Sejarah Perang Salib Kelima: Menembus "Pintu Belakang" Peradaban Islam

By Ricky Jenihansen, Kamis, 13 Juli 2023 | 15:00 WIB
Ilustrasi manuskrip abad ke-13 M, menggambarkan penyerangan Damietta di Mesir pada 1218-19 M dalam sejarah Perang Salib Kelima (1217-1221 M). (Chronica Majorca)

Nationalgeographic.co.id—Setelah sukses melakukan perekrutan dan melakukan pengumpulan dana, Pasukan Salib akhirnya memulai sejarah Perang Salib kelima. Mereka melakukan perjalanan laut dan mendarat di sebelah barat kota Damietta di Mesir pada Mei 1218 M.

Rencananya adalah menembus "pintu belakang" Peradaban Islam yaitu Dinasti Ayyubiyah di Mesir. Rencana ini adalah strategi baru setelah rentetan kegagalan di sejarah Perang Salib sebelumnya menurut World History Encyclopedia.

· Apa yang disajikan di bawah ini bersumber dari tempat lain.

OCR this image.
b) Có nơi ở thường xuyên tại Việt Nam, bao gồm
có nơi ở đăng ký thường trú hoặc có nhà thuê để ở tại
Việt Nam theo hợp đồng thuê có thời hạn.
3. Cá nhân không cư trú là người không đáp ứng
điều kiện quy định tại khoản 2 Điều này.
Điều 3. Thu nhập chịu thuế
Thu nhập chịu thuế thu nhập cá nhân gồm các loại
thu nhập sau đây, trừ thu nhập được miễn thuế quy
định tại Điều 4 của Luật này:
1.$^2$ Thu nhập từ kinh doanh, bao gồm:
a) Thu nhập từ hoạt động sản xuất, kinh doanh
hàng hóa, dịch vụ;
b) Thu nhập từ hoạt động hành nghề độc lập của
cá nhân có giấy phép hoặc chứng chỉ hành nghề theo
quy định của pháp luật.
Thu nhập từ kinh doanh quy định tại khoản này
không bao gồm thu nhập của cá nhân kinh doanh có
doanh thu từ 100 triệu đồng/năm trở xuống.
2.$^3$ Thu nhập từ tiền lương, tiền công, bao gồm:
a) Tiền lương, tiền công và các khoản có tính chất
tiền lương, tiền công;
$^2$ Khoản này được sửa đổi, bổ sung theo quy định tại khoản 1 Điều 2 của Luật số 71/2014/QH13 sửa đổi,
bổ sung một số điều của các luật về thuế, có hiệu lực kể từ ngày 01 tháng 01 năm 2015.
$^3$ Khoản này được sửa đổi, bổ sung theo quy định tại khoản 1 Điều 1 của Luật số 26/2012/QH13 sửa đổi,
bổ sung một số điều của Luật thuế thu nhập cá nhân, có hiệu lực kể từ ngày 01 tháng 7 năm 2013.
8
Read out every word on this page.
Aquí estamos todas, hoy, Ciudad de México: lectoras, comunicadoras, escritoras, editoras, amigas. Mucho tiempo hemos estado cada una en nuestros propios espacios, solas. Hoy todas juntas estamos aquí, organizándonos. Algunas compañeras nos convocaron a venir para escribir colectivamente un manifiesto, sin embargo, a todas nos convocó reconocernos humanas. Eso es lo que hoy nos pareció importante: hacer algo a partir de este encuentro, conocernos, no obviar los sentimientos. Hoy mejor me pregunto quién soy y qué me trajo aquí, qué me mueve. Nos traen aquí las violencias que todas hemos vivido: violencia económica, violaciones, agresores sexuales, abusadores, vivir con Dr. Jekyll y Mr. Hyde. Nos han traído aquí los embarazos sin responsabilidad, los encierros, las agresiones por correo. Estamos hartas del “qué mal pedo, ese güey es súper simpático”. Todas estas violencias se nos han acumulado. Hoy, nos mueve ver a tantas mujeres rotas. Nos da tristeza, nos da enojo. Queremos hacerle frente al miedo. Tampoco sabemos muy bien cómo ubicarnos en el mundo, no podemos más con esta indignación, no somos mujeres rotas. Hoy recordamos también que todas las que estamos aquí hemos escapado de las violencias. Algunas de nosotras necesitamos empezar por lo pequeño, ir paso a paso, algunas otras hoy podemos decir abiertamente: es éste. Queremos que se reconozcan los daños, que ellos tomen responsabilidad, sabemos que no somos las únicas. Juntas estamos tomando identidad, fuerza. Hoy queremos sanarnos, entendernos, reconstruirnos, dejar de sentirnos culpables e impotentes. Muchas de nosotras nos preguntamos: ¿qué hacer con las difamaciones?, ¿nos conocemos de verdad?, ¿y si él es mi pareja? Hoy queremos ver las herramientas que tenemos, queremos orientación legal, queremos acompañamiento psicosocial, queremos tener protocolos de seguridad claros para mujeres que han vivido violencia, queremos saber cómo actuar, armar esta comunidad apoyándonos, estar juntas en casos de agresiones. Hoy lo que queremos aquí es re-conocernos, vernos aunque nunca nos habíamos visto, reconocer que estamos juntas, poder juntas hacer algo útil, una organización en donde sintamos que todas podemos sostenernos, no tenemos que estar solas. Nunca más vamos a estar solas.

Jika Pasukan Salib tidak bisa melakukan serangan langsung ke Tanah Suci Yerusalem, menyerang melalui Mesir dianggap sebagai cara yang lebih mudah. Mesir dianggap sebagai "pintu belakang" Peradaban Islam. 

Setelah pendaratan, Pasukan Salib berbaris di sepanjang Sungai Nil menuju Kairo, sekitar 160 km (100 mil) jauhnya. Mereka akan menyerang kota berpenduduk sekitar 60.000 itu.

Jumlah Pasukan Salib yang ikut berjumlah 30.000 orang pada puncaknya. Mereka terdiri dari ksatria Pasukan Salib dari Eropa bersama baron dari Timur Latin.

Kemudian juga ikut ksatria dari tiga ordo militer utama: Ksatria Hospitaller, Ksatria Templar, dan Ksatria Teutonik.

Sementara pasukan di lapangan dipimpin oleh John dari Brienne, raja Kerajaan Yerusalem (memerintah 1210-1225 M). Akan tetapi salah satu masalah Perang Salib Kelima adalah kurangnya kepemimpinan yang jelas dan strategi yang menentukan.

Di sisi lain, yang bertugas memimpin pasukan Muslim dan mempertahankan Mesir adalah al-Kamil dari Dinasti Ayyubiyah. Ia adalah putra Sultan dan menggantikan memimpin Mesir dari Agustus 1218 M (hingga 1238 M).

Kota Damietta atau Dimyath sekarang menjadi target pertama sejarah Perang Salib kelima. Kota ini memiliki tiga lingkaran tembok benteng yang kokoh.

Ada parit antara tembok pertama dan kedua dan 28 menara dibangun di tembok terakhir. Pertahanan ini akan menjadi kacang yang sulit untuk dipecahkan.

Akan tetapi, kota itu "adalah kunci seluruh Mesir", "pintu belakang" Peradaban Islam di Timur Tengah. Hal itu seperti yang dicatat oleh seorang Pasukan Salib dalam karya Asbridge.

Pasukan Salib mendirikan kemah di sebelah barat atau tepi jauh sungai di luar kota. Rintangan pertamanya adalah melewati rantai besar yang tergantung di antara tembok kota dan pulau kecil tapi berbenteng di Delta Sungai Nil.